C’è sempre qualcosa di disarmante nell’esercizio della leggerezza: ti sembra banale ciò che in realtà sta tutto lì, l’inizio e la fine, tutto lì in quella forma in quel colore. È un contenere tutto tanto da trascendere tutto. È l'essenza, la purezza che non cerca struttura è struttura.

La leggerezza è vicina al silenzio, è un atto di svuotamento, il piangere le lacrime non piante, il dire le parole non dette, l’essere in grado di percepire di cosa si è pieni.
La leggerezza ha il potere di farti sorridere senza dirti il perché: è la condizione dell’essere felici.
La leggerezza è l’essere nomadi, non appartenere ad un luogo pur abitandolo.
La leggerezza è un ridare a sé un’immagine purificata di sé.

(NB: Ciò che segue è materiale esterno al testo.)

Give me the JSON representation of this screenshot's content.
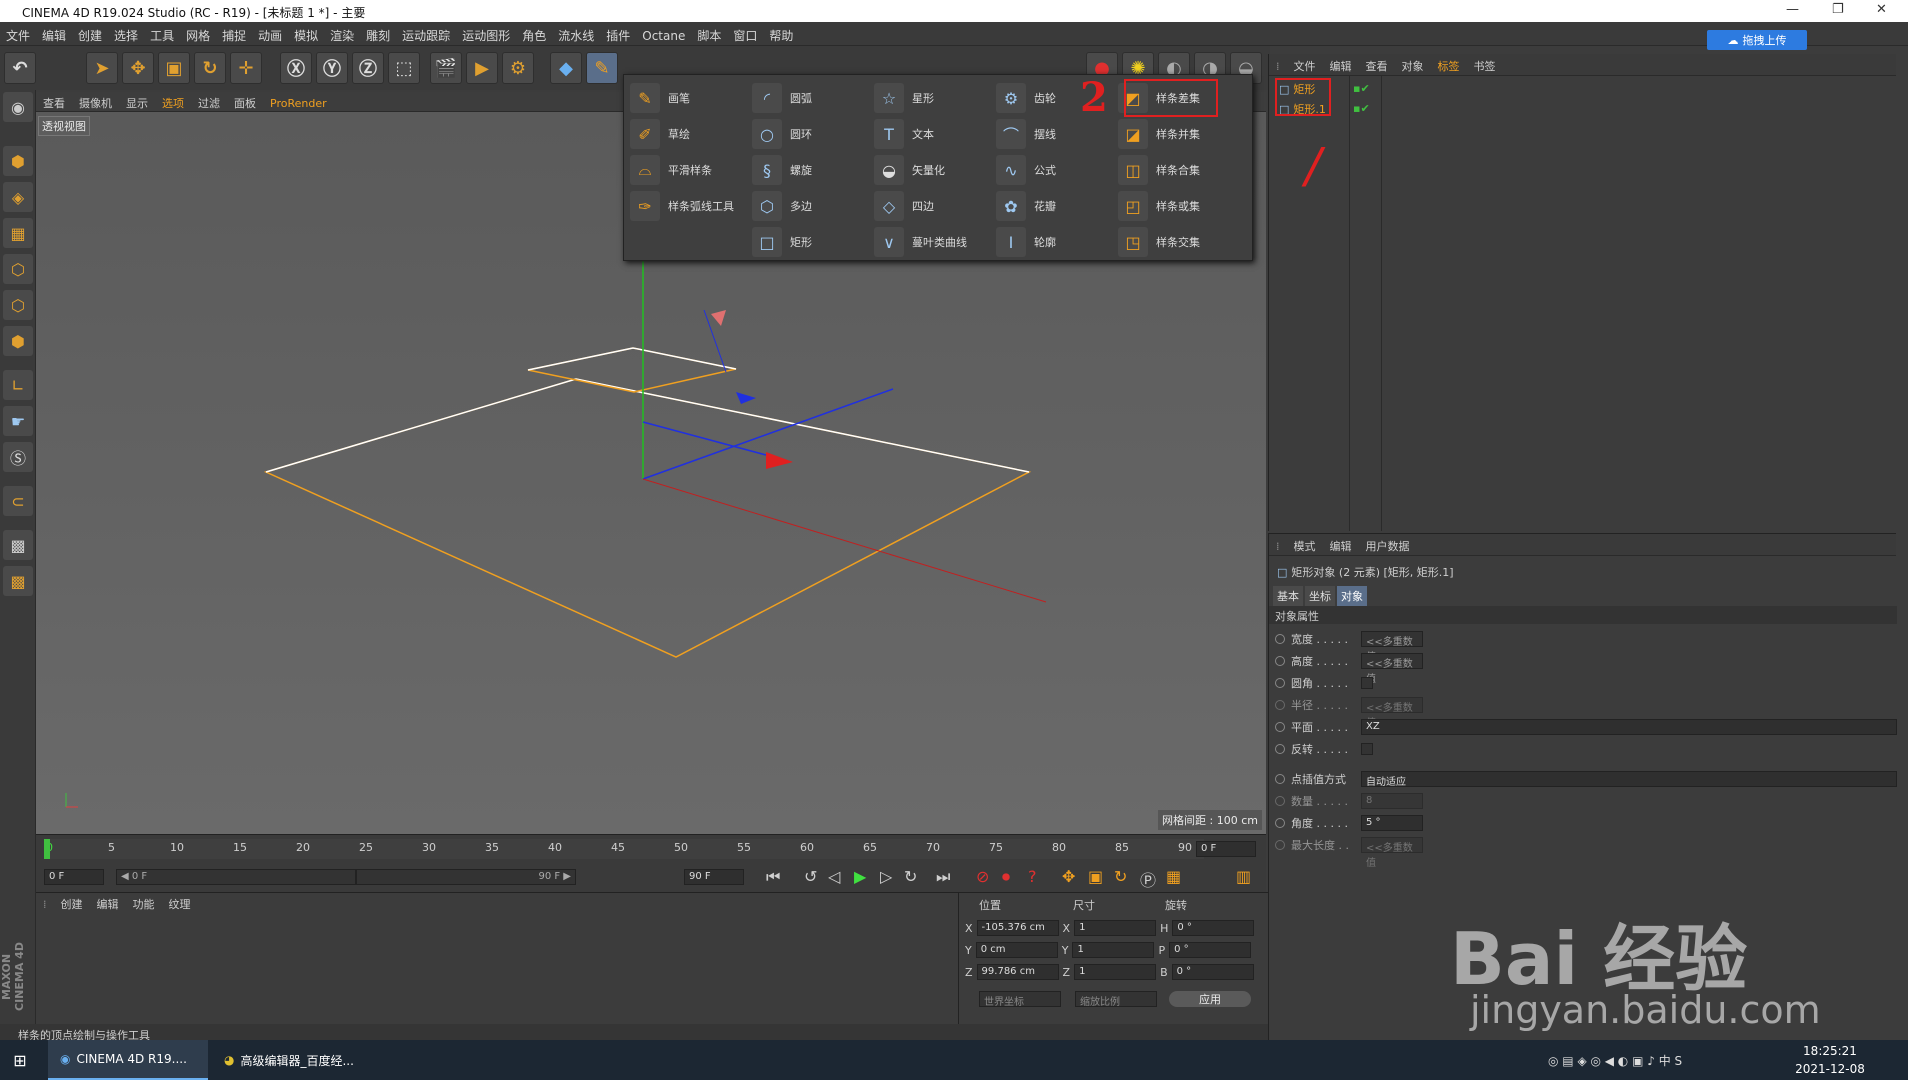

Ma viene da chiedersi, esiste uno spazio dove ritrovarsi? Esiste uno spazio dove riempirsi di leggerezza? "Lo spazio", scrive Perec, "è un dubbio: devo continuamente individuarlo, designarlo. Non è mai mio, mai mi viene dato, devo conquistarlo"
Ogni spazio necessita di essere nominato e nominare uno spazio significa, nel lavoro di Elisa, ascoltare le innumerevoli voci che lo "abitano", scoprirne le zone d’ombra per liberarle da ciò che è greve e costituisce un ostacolo nell’incontro con l’altro. Significa in altre parole coglierne l’essenza per restituirne attraverso il lavoro dell’arte una visione armonica. Nel fenomeno dell’immaginazione poetica, scrive Bachelard, "lo spazio ... non può restare lo spazio indifferente, lasciato alla misura ed alla riflessione del geometra: esso è vissuto e lo è non solo nella sua possibilità ma con tutte le parzialità dell’immaginazione".
Nel lavoro di Elisa le "parzialità dell’immaginazione" dipendono da una grammatica elementare fondata sul colore.
Puro e privo di sfumature, il colore è come una pelle, non lo scegli in qualche modo ti sceglie, ti sta addosso. Sottratto a qualsiasi lettura psicologica o simbolica, il colore di Elisa occupa porzioni di spazio, uno spazio in cui direbbe Bachelard, è "possibile gettarsi nel centro, nel cuore, nel nucleo centrale da cui tutto acquista significato e trae la sua origine". Tale spazio può essere la casa, il giardino, la strada o la pianura della steppa; può essere un muro, dei mattoni, un angolo. È tuttavia uno spazio in cui il colore tocca le profondità prima di smuovere le superfici, uno spazio che attraverso la poesia rinasce sotto il segno e il sogno della felicità, uno spazio che contiene una felicità che le è propria, qualunque sia il dramma che essa debba illuminare.